Василий нервно пожевал губами, зачем-то скомкал в кулак полотенце. Затем спросил:
– И что, Катюха видела всё это… ну, с пальцем? И ребёнка горящего?
– Надеюсь, что нет, – ответила Марта. – Они после уроков за школой прятались, и их физрук застукал. Но сколько ещё такого будет. И главное, что и по закону-то особо не привлечёшь. Мелкое хулиганство. И всё тут.
– Так, знаешь что, – Василий резко встал, швырнул полотенце на стоявший рядом табурет. – Вот завтра я всё-таки сам схожу в школу. Уж больно хочется посмотреть в глаза этому…директору. Распустил, понимаешь…
Марта устало рассмеялась.
– Ты предсказуем до тошноты, – сказала она, театрально изобразив позыв к рвоте. – Какой это у нас уже круг? Пятый? Или десятый? Я каждую неделю рассказываю тебе школьные страшилки, причём больше половины просто выдумываю. И каждый раз ты клянешься, что отпросишься с работы и всё разрулишь. Но, как оказывается, работа у тебя на первом месте. Ты же деньги зарабатываешь. А я, блин, фигнёй страдаю. И плевать, что каждый раз, заходя в интернет, мне выть от страха хочется. Читаешь посты в соцсетях, а по спине мурашки. И всё ждешь, что кончится вот это самое Чудо, счастье наше дарёное…Там ведь такое порой пишут, что волосы дыбом.

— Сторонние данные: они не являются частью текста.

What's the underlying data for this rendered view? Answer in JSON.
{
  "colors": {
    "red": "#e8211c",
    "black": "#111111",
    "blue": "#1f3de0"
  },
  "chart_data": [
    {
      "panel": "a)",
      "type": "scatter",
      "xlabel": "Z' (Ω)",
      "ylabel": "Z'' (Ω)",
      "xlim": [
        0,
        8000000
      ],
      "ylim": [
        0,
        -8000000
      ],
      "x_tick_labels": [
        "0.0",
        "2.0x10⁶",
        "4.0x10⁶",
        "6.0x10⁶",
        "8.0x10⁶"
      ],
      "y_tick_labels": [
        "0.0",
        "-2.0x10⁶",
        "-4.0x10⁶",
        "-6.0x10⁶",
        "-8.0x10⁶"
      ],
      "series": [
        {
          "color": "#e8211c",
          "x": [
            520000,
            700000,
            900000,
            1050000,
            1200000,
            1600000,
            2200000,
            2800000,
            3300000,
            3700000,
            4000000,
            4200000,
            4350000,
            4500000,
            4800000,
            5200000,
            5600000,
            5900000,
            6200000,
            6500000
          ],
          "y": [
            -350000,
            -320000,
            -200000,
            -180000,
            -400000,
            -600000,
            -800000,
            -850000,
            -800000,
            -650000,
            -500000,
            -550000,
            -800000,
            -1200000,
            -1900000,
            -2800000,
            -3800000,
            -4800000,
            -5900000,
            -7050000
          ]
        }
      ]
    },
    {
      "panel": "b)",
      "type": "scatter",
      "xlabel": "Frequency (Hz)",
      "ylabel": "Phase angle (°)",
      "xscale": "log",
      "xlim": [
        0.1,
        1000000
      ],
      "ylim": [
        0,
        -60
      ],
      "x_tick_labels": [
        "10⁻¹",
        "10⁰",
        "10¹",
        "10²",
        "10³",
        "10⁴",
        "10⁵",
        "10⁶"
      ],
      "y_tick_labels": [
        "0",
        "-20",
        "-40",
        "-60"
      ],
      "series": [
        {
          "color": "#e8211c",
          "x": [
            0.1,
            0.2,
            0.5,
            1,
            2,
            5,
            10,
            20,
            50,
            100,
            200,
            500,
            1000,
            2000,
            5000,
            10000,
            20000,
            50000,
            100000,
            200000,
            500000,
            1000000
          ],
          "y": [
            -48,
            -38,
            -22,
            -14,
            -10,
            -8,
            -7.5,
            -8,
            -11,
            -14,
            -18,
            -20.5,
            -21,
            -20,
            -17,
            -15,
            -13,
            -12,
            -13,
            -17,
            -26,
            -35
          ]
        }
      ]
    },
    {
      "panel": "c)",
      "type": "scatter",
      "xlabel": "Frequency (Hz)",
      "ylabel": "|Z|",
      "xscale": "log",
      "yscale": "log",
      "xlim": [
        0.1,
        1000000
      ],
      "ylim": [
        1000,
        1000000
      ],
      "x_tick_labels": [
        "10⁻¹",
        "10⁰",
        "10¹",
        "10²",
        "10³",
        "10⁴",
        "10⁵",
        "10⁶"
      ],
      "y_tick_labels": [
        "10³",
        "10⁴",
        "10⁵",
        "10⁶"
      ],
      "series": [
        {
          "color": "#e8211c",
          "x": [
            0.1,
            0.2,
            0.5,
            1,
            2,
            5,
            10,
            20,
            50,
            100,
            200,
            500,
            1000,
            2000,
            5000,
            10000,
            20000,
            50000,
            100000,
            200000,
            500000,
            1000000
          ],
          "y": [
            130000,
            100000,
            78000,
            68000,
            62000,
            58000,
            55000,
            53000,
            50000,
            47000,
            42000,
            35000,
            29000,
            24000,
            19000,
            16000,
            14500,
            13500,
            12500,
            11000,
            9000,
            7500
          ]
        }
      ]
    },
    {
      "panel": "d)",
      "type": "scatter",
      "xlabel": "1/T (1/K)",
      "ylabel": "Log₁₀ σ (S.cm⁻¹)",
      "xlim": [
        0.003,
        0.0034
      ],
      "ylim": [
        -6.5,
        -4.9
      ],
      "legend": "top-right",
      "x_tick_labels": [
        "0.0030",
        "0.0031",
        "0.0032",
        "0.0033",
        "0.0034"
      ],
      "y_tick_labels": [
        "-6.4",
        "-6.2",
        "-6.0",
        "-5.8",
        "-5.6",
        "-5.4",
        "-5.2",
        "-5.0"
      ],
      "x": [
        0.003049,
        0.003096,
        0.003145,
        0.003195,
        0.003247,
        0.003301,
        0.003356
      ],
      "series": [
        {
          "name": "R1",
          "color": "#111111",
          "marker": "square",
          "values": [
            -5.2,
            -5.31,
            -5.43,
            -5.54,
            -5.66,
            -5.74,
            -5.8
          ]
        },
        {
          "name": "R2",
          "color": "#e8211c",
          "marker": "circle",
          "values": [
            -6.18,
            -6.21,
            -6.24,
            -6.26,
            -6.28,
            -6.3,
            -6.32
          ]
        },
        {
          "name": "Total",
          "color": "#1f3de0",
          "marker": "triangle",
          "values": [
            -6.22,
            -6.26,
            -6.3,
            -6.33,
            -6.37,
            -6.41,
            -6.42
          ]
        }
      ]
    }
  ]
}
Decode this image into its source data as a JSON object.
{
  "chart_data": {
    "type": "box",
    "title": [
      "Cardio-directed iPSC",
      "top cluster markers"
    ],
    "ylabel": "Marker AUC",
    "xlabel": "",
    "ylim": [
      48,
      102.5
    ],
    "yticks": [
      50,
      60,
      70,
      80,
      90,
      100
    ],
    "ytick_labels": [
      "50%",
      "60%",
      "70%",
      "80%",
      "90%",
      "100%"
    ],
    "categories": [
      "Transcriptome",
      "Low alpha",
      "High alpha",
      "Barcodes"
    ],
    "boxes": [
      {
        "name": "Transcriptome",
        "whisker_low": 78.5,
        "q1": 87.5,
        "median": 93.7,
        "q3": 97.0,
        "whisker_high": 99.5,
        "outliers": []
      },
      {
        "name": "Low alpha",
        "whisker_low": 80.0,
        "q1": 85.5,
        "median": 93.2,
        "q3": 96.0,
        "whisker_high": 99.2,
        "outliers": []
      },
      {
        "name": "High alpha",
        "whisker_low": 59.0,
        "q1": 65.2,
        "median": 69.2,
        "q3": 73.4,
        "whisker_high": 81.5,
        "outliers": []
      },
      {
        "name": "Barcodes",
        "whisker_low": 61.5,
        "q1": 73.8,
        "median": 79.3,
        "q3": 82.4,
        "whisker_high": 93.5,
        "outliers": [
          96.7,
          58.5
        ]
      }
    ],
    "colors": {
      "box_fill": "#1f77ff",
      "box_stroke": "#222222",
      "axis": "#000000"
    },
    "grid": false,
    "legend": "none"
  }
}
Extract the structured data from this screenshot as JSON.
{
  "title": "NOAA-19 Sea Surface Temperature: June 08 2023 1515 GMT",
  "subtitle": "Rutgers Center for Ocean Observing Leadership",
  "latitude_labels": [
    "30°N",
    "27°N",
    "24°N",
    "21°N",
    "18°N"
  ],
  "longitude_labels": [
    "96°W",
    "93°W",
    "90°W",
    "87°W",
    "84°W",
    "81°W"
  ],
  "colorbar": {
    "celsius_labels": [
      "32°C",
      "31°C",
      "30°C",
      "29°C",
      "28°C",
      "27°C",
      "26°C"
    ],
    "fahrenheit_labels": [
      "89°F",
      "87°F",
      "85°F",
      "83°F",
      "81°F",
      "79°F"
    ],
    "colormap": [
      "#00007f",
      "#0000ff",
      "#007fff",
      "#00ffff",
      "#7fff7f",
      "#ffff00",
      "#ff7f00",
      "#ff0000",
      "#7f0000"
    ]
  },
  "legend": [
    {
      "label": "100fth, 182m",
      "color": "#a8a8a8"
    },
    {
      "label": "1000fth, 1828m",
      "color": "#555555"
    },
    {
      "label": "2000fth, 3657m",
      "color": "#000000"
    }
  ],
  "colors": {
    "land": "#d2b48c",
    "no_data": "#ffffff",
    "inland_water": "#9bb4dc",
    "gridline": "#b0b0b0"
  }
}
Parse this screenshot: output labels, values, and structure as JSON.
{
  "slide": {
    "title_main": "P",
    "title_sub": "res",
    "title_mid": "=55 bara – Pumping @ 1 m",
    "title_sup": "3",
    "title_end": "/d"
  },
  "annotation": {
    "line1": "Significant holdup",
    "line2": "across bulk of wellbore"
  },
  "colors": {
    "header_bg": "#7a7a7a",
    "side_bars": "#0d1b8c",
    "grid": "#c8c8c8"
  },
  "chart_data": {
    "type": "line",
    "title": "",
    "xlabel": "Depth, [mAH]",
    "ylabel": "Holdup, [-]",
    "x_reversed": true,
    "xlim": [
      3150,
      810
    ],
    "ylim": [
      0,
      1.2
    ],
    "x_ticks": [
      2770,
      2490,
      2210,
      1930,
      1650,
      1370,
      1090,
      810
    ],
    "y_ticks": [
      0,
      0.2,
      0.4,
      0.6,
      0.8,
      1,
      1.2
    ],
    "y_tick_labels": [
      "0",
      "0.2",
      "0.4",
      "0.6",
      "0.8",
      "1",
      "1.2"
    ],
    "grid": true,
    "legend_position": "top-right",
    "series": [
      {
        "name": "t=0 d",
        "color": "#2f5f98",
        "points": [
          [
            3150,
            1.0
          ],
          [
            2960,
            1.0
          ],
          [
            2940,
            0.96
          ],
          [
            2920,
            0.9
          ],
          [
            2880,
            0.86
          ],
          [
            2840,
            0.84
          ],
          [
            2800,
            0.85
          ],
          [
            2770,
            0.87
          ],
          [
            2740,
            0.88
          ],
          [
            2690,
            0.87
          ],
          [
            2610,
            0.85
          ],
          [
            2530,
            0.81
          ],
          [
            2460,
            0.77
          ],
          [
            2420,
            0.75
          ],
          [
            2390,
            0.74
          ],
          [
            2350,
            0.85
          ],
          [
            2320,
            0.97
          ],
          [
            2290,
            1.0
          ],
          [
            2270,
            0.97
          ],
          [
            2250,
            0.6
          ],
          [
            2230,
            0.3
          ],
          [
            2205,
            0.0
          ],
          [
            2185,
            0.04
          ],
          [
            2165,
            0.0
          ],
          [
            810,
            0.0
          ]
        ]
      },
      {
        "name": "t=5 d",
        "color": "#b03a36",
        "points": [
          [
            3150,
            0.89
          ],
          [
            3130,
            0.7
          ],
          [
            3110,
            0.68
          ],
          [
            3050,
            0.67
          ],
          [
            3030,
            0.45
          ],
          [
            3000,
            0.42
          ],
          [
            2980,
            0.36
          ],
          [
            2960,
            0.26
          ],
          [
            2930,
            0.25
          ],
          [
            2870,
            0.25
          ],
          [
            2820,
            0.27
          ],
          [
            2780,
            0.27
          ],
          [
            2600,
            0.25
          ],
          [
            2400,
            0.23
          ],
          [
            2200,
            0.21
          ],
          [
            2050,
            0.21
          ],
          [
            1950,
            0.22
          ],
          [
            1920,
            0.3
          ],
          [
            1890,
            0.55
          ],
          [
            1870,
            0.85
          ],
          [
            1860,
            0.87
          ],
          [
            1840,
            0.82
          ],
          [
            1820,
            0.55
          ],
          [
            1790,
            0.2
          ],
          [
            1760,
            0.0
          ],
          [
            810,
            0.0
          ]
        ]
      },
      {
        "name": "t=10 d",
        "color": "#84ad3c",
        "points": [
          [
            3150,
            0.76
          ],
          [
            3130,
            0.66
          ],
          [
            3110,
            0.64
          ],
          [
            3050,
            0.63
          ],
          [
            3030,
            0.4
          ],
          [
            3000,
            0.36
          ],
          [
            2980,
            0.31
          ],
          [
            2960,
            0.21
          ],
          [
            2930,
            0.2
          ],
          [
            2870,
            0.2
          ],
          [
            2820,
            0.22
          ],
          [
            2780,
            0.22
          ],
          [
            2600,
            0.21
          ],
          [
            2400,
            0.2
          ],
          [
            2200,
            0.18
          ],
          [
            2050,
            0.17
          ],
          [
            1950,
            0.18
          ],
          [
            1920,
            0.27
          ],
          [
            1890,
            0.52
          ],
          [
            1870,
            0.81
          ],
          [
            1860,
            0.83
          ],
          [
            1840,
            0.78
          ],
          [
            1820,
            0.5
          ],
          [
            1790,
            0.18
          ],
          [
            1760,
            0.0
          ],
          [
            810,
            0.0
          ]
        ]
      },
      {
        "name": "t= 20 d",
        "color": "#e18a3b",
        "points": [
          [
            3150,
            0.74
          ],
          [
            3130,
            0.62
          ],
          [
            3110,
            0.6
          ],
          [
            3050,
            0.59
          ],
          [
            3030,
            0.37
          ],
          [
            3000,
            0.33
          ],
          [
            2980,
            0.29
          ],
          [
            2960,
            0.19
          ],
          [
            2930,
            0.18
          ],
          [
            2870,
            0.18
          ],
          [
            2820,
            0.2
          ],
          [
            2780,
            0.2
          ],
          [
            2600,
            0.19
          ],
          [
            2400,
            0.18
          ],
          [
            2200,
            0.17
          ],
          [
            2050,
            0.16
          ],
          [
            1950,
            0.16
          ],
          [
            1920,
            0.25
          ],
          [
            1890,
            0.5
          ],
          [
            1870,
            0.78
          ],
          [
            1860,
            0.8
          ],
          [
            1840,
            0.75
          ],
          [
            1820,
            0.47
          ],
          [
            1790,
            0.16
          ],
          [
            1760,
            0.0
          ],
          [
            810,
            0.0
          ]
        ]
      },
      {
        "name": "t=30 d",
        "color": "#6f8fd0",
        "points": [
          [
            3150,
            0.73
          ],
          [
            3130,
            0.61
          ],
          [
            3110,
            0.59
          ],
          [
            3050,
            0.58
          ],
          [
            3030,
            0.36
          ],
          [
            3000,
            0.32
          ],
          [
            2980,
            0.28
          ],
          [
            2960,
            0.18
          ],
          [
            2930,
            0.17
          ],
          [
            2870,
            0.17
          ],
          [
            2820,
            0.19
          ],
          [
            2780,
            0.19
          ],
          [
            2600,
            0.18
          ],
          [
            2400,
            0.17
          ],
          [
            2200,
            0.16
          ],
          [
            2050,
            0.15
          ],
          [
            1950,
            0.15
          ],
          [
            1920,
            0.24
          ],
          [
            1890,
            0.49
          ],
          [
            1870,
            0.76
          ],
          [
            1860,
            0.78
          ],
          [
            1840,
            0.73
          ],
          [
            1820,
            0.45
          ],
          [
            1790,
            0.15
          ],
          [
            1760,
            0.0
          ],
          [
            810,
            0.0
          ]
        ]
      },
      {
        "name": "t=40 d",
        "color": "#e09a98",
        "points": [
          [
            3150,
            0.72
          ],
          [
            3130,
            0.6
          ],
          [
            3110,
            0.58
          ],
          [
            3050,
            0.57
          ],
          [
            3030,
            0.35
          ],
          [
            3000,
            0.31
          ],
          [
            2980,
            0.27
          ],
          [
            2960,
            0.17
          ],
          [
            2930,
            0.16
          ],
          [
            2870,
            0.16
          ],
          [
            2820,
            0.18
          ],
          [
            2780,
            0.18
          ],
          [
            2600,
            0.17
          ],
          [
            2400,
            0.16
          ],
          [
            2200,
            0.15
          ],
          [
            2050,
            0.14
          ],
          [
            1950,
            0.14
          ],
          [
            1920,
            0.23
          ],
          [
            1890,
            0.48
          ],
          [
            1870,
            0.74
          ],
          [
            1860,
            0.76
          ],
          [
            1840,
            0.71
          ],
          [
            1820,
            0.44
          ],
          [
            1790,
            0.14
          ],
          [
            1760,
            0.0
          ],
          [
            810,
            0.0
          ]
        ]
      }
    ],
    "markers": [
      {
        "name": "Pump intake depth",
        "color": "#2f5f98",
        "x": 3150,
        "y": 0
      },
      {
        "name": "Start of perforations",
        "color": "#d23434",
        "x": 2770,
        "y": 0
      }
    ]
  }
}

Случись что, в новостях ничего не покажут. А интернет… там сразу заговорят… Всё, мол, пробный период окончен, получите обратно ваши проблемы.
Василий снова сел. Попытался накрыть руку жены своей ладонью, но та легонько отстранилась.
– Мартышка, ты зря паникуешь, – проговорил он. – Я сразу сказал, что менеджер социальных сетей – должность нервная и грязная. Ну, не твоё это. Ты слишком впечатлительная.
Кетчуп густой алой лентой нехотя ложился на котлету, и Василий в который раз подумал, что будь это какой-нибудь солидол, машинное масло или клей «Момент», то мог вполне спокойно проглотить такой ужин без опасений. Равно как выпить стакан кислоты. Что там дети со своим природным любопытством, когда у него на работе здоровенные мужики устраивали над собой разные эксперименты не для слабонервных. А утром приходили как ни в чём не бывало, наливали кофе и продолжали болтать. И пофиг, что у одного вчера была глотка перерезана, а второй срал кровью из-за сожранного на обед битого стекла. Новые острые ощущения, когда переступаешь начерченную ещё в раннем детстве черту, за которой инстинкт самосохранения уже не действует. Это адреналиновый взрыв, сродни наркотику. Можешь делать с собой что захочешь, а наноботы быстро всё исправят.